Compared with mainline Pokémon, Aniimo leans hard into real time action. Instead of turn based menus and random encounter pacing, encounters are closer to an action RPG where your direct movement and timing matter. The twist is that you are doing this while juggling Aniimo partners and Twining shifts, which can dramatically alter your kit on the fly.

Palworld, for all of its base building and crafting, still separates your character’s shooter gameplay from your Pals’ abilities in a fairly clear way. Aniimo’s Twining mechanic effectively erases that line. When you become your Aniimo, their moveset is your moveset. That could create a more intimate relationship with specific creatures, where mastering one Aniimo feels like mastering a character in a fighting game.

Temtem, on the other hand, brought depth through double battles, competitive design and an always online structure. Aniimo seems less focused on strict competitive balance and more on expressive, spectacle driven encounters. Egg Heist is not about perfectly tuned ladders as much as it is about chaotic fun, clever use of terrain and coordinated team plays that are unique to this game’s toolset.

On the exploration front, Aniimo appears determined to treat its creatures as traversal keys as much as battle partners. The trailer is full of moments where specific Aniimo abilities open up shortcuts or hidden routes, similar to how Legends Arceus and other modern games have experimented with ride Pokémon. The difference is that Twining means those abilities are not just mounts but transformative states, which could allow for more intricate platforming and environmental puzzles.

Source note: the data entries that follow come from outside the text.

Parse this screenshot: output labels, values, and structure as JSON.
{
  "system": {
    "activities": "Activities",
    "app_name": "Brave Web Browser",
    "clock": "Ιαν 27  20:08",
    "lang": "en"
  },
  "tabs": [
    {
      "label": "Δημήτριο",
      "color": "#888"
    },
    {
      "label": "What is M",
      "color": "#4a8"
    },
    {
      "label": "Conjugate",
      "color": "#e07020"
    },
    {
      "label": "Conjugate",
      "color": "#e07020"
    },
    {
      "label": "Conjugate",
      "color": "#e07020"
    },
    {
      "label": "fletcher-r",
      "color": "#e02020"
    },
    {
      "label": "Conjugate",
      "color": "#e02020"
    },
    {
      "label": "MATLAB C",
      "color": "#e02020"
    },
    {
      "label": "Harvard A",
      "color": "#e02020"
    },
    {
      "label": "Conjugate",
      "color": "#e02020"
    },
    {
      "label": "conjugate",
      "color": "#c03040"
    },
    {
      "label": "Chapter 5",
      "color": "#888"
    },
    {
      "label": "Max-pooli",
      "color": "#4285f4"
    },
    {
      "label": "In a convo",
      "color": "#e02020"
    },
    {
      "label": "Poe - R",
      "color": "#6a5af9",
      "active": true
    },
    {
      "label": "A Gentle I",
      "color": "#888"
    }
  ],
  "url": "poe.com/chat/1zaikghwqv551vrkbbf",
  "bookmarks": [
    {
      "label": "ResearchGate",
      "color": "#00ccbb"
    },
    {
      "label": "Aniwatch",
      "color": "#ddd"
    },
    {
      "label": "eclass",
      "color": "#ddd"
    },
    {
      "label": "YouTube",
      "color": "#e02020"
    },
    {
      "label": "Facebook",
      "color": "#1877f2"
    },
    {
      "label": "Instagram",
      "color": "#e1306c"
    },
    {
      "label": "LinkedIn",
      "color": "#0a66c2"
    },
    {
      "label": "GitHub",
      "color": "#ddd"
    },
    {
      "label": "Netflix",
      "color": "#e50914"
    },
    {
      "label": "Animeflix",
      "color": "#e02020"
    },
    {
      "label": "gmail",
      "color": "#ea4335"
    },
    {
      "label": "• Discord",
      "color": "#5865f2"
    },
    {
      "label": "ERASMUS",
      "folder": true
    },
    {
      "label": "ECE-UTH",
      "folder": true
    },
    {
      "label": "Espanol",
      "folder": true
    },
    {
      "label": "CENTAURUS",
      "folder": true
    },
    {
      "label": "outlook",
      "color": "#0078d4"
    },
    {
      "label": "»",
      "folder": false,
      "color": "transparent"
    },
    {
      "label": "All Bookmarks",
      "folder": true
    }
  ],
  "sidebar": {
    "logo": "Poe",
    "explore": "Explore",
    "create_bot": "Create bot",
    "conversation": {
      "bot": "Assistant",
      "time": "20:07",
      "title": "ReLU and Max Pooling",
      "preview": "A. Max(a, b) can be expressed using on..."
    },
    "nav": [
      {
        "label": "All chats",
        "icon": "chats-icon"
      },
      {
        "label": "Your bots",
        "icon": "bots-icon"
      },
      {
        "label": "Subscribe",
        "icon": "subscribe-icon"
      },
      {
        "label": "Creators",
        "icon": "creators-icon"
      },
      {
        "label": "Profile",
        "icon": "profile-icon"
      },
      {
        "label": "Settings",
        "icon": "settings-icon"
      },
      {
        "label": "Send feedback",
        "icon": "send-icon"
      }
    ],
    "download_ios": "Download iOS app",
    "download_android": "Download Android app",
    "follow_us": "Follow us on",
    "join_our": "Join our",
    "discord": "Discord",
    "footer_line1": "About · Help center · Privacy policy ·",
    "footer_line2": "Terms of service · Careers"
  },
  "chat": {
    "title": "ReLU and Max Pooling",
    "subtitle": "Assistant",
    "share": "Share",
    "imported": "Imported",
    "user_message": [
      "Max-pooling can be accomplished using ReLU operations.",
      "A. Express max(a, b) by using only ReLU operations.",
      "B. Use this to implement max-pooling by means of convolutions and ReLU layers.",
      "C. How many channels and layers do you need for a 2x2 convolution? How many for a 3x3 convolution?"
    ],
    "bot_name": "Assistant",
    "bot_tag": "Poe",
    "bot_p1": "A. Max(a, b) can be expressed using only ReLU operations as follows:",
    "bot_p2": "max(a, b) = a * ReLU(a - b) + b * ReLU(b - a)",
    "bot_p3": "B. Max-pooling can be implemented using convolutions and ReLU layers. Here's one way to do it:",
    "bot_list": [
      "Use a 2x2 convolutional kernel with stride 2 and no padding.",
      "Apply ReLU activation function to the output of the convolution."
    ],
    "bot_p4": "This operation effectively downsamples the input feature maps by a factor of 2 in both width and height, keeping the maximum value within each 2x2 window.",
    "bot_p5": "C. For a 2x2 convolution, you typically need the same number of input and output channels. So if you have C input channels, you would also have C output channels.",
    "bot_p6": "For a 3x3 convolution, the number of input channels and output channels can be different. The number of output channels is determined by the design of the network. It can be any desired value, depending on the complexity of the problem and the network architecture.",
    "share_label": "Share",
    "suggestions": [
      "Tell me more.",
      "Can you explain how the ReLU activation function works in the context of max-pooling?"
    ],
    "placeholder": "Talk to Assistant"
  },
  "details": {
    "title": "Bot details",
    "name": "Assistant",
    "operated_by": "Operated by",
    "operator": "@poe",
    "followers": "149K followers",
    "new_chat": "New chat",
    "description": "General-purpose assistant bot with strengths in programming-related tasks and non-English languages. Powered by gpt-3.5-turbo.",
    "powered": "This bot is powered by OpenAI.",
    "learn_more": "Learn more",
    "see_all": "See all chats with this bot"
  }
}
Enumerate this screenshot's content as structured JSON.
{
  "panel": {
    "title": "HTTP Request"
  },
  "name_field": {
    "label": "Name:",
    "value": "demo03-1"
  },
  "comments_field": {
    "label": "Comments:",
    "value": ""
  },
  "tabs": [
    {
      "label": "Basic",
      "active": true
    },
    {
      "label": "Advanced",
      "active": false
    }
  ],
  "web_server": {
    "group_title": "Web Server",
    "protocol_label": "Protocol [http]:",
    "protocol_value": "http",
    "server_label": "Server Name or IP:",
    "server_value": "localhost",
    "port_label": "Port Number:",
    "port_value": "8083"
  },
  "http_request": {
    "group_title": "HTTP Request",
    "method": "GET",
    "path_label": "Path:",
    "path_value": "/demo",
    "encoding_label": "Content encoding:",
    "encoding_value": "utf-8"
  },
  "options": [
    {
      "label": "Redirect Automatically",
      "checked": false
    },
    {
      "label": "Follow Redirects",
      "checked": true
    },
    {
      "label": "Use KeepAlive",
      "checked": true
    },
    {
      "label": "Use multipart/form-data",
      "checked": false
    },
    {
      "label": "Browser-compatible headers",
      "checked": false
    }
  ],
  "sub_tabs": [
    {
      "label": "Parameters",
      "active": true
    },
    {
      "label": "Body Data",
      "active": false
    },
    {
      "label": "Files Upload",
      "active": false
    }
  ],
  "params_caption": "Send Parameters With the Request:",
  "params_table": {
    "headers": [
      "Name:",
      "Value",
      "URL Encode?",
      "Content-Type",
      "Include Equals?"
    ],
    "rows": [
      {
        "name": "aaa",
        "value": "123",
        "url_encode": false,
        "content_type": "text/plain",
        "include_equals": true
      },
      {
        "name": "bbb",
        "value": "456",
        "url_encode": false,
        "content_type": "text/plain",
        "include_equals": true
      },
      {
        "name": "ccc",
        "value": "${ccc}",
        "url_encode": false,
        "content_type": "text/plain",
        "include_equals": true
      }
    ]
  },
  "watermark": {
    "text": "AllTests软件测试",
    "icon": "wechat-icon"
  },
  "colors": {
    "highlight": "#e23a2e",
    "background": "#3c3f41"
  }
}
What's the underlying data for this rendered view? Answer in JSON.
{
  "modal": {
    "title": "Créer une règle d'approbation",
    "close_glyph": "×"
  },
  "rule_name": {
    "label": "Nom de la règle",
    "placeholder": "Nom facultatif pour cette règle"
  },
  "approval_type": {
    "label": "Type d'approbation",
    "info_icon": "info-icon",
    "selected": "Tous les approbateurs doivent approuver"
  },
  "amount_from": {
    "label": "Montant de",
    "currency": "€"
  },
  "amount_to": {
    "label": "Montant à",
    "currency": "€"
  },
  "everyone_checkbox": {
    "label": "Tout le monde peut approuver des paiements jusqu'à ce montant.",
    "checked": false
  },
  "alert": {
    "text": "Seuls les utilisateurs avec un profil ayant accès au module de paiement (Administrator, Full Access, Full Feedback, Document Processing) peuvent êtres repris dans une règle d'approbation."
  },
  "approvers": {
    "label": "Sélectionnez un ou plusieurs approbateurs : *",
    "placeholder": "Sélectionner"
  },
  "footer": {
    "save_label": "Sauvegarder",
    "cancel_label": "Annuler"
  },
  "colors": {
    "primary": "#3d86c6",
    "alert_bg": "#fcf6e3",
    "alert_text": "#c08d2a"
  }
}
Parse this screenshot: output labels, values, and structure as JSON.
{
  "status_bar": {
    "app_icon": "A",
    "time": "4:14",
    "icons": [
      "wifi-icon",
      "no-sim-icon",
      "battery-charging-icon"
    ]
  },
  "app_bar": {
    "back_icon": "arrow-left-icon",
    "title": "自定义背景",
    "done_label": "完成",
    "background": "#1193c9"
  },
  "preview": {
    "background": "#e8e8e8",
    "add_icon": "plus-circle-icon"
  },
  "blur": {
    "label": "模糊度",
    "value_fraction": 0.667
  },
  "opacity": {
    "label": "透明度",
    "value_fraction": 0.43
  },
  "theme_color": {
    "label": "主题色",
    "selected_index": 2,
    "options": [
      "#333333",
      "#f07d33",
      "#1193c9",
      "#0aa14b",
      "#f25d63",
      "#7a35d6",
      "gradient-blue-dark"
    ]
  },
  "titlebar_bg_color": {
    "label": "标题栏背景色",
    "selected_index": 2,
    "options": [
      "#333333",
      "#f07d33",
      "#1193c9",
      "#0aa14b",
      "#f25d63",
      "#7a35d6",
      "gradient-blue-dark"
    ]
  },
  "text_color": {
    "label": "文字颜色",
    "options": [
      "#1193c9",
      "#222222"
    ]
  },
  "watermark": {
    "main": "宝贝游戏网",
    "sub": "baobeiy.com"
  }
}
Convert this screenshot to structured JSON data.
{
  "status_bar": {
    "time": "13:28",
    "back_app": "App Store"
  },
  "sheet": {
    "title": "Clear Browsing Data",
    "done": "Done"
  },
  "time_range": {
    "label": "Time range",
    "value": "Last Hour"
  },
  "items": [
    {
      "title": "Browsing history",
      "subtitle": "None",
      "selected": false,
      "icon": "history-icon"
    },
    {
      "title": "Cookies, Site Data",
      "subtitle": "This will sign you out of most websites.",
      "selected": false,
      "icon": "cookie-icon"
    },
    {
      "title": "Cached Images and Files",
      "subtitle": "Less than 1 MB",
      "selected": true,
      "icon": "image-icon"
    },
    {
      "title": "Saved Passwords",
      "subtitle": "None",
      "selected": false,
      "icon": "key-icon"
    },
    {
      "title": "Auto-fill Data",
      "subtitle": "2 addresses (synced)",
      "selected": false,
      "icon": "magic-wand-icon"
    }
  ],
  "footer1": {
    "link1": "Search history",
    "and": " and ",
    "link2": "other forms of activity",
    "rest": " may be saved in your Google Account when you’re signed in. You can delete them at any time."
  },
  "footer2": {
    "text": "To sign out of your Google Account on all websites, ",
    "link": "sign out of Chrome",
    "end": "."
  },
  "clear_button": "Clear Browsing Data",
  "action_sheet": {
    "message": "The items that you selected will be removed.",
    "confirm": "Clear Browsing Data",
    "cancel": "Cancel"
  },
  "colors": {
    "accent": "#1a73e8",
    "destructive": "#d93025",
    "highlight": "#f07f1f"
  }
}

Homeland also has the potential to give creature collecting a new long term arc. Where Pokémon camps or Temtem’s housing are mostly side flavor, Aniimo’s base is presented as a progression pillar. Your relationship with your Aniimo is not only about battle synergy or filling a Pokédex equivalent. It is about building a functional, living space where those bonds manifest in tangible systems.

Whether Aniimo can truly challenge the giants of the genre will depend on execution. Free to play monetization will be closely watched, as will the breadth and balance of the Aniimo roster. But on paper, the mix of action combat, transformation driven traversal and a cozy yet mechanical base building loop gives it a distinct pitch.

As the second closed beta approaches and more players get hands on time in Idyll, we will start to see whether Aniimo’s big ideas hold up under real play. For now, it has done what any new challenger needs to do: put its own twist on the formula and give creature collectors a reason to pay attention.